WASHINGTON - Introducing the top figures in his national security team in
Chicago on Monday, United States president-elect Barack Obama promised a "new
dawn of American leadership" that will be marked by much greater emphasis on
diplomacy and multilateralism than the incumbent George W Bush administration.
Obama said all of his appointees, who featured current Defense Secretary Robert
Gates and Obama's former rival for the Democratic presidential nomination,
Senator Hillary Clinton, as secretary of state, shared a "core vision of what's
needed to keep
the American people safe and to assure prosperity here at home and peace
abroad".
"... [I]n order to do that we have to to combine military power with
strengthened diplomacy," he said. "And we have to build and forge stronger
alliances around the world so that we're not carrying the burdens and these
challenges by ourselves."
That message, which was previewed by an unidentified Obama "senior adviser" in
a front-page New York Times article on Monday morning, was duly repeated by the
appointees as they were introduced.
"We know our security, our values, and our interests cannot be protected and
advanced by force alone nor, indeed, by Americans [alone]," declared Clinton.
She added that Obama's presidency marked a "new effort to renew America's
standing in the world as a force for positive change".
Monday's introductions, anticipated by weeks of leaks to the media, were
largely anti-climactic, although they did little to quiet speculation about
what the appointments will mean for specific policies. Most urgent for the
incoming administration - which will take office on January 20 - is the
possibility of radically increased tensions between nuclear-armed Pakistan and
India in the wake of the November 26 terrorist attacks in Mumbai.
In addition to Gates staying on at the Pentagon and Clinton taking over the
State Department, Obama named retired Marine General James Jones as his
national security adviser and former president Bill Clinton's top Africa aide,
Susan Rice, as his ambassador to the United Nations.
To highlight the renewed priority the United Nations and other multilateral
institutions will claim under Obama, Rice, whose early desertion to Obama
caused consternation in Senator Clinton's primary campaign, will be given
cabinet rank. It remains unclear, however, whether Rice will be expected to
align her own policy views with Clinton's.

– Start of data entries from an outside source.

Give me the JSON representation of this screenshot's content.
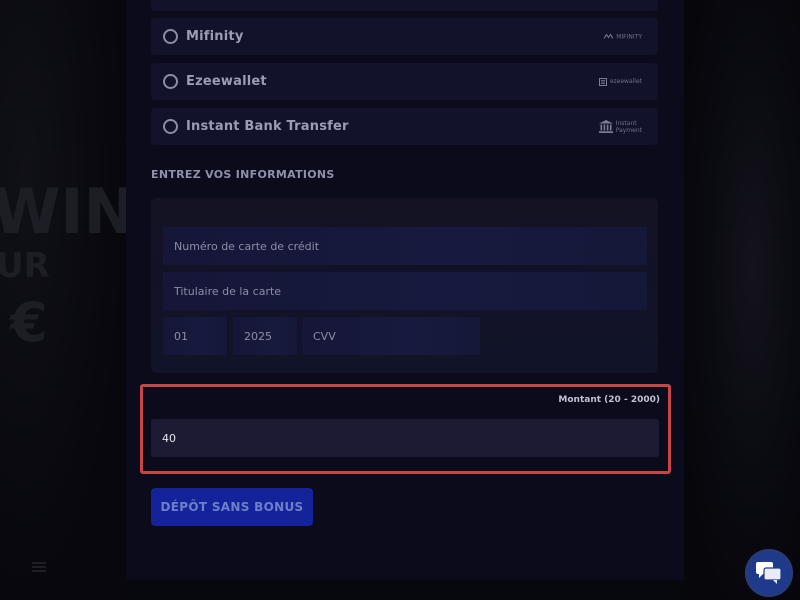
{
  "background": {
    "promo_line1": "WINS",
    "promo_line2": "UR",
    "promo_line3": "€"
  },
  "payment_methods": [
    {
      "label": "Mifinity",
      "logo_text": "MIFINITY"
    },
    {
      "label": "Ezeewallet",
      "logo_text": "ezeewallet"
    },
    {
      "label": "Instant Bank Transfer",
      "logo_text_1": "Instant",
      "logo_text_2": "Payment"
    }
  ],
  "card_section": {
    "title": "ENTREZ VOS INFORMATIONS",
    "card_number_placeholder": "Numéro de carte de crédit",
    "card_holder_placeholder": "Titulaire de la carte",
    "expiry_month": "01",
    "expiry_year": "2025",
    "cvv_placeholder": "CVV"
  },
  "amount": {
    "label": "Montant (20 - 2000)",
    "value": "40"
  },
  "deposit_button": {
    "label": "DÉPÔT SANS BONUS"
  },
  "colors": {
    "highlight_border": "#c54644",
    "button_bg": "#14239a",
    "modal_bg": "#0b0b1c",
    "chat_bg": "#1f3a8a"
  },
  "icons": [
    "radio-circle",
    "mifinity-logo",
    "ezeewallet-logo",
    "bank-icon",
    "chat-icon"
  ]
}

He also made two other key nominations with national security implications:
Eric Holder, who served as deputy attorney general under Bill Clinton, was
appointed to lead the Justice Department, while Arizona governor Janet
Napolitano, a long-time US attorney who has taken a special interest in
immigration issues, was named to be the head of the Department of Homeland
Security.
Obama did not announce his appointment for director of national intelligence, a
key foreign policy post for which most analysts believe retired Admiral Dennis
Blair is the frontrunner.
Most of the attention on Monday, however, was focused on the three main foreign
policy-making appointments - Clinton, Gates and Jones - all of whom are
considered strong personalities whose views are seen as generally more hawkish
than Obama's.
Indeed, those picks have caused growing concern among some of the veteran
supporters of Obama, who rallied to his candidacy in major part due to his
early and outspoken opposition, especially in contrast to Clinton, to the Iraq
war.
"He really differentiated himself in the [Democratic primary campaign] in his
opposition to the war in Iraq," noted Christopher Preble, a foreign policy
analyst at the libertarian Cato Institute, "yet he hasn't reached out to a
genuine outsider like he was himself not so long ago".

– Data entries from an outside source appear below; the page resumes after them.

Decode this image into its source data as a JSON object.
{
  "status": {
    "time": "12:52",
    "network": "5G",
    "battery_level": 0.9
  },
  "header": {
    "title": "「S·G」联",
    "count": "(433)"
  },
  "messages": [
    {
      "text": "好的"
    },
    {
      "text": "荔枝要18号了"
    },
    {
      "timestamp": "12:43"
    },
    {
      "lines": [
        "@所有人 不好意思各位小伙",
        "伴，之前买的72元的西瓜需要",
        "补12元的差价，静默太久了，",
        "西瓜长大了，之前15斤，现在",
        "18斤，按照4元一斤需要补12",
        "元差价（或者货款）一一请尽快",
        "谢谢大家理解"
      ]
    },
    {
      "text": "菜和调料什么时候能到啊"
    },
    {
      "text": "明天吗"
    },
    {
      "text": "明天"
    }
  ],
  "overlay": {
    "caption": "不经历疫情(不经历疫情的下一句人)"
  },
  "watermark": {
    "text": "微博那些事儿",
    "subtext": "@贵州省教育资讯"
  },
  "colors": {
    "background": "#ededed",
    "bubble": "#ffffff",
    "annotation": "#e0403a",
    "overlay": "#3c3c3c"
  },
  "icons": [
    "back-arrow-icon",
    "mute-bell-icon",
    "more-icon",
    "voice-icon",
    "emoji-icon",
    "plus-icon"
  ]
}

Conversely, a number of right-wing figures have hailed the nominations,
particularly Clinton's, as better than expected. "I'm relieved,"
neo-conservative impresario Richard Perle told The New Republic Monday.
"Contrary to expectations, I don't think we would see a lot of change."
Neo-conservatives, who have long distrusted "realists" like Gates and Jones,
have been particularly enthusiastic about Clinton's appointment, noting that
she was the most hawkish and most supportive of Israel of all of the Democratic
presidential candidates over the past year. Although her stance may, in the
words of one commentator, "simply have been a byproduct of representing New
York [which has a disproportionately large Jewish population] in the Senate".
During the late 1990s, Clinton's was among the most prominent voices calling
for a Palestinian state, a position she then played down in her election to the
Senate in 2000.
In answer to questions on Monday, Obama indicated that he was comfortable with
the possibility that his nominees may clash with him and with each other in
making policy, so long as all recognized that the final decisions would be his
alone.
"I'm going to be welcoming a vigorous debate inside the White House," he said,
noting "group think" around the president - where "everybody agrees with
everything, and there's no discussion and ... no dissenting views" - had
contributed to serious mistakes in the past.
"But understand I will be setting policy as president. I will be responsible
for the vision that this team carries out, and I expect them to implement that
vision once decisions are made," he added.
That "vision", as he and his nominees made clear, will revolve around, in the
words of the senior adviser quoted by the Times, "a rebalancing of America's
national security portfolio" to expand Washington's diplomatic and other
implements of "soft power" after the huge increases in its defense budget over
the past eight years.
Indeed, Gates has frequently spoken out over the past year in favor of major
budget increases for the State Department and the US Agency for International
Development, deploring "the gutting of America's ability to engage, assist and
communicate with other parts of the world ... " since the end of the Cold War.
Jones is reported to share that view.
"To succeed, we must pursue a new strategy that skillfully uses, balances and
integrates all elements of American power: our military and diplomacy; our
intelligence and law enforcement; our economy and the power of our moral
example," Obama said, adding that Clinton's appointment should be taken as "a
sign to friend and foe of the seriousness of my commitment to renew American
diplomacy and restore our alliances."
In an implicit repudiation of Bush's unilateralism, he also repeatedly stressed
US interdependence with the rest of the world, noting that all of the
challenges faced by Washington were linked by "the fundamental reality that in
the 21st century, our destiny is shared with the world's".
Vice president-elect Joseph Biden, another likely player in the White House
foreign policy debate, echoed the same themes in speaking after the nominees'
introduction. Citing the wars in Iraq and Afghanistan, the emergence of new
powers, the dangers of non-proliferation, scarcities of basic resources, the
impact of climate change, and the persistence of poverty, he noted, "No one
country can control these forces, but more than any other country in the world,
we have the ability to affect them if we use the totality of our strength."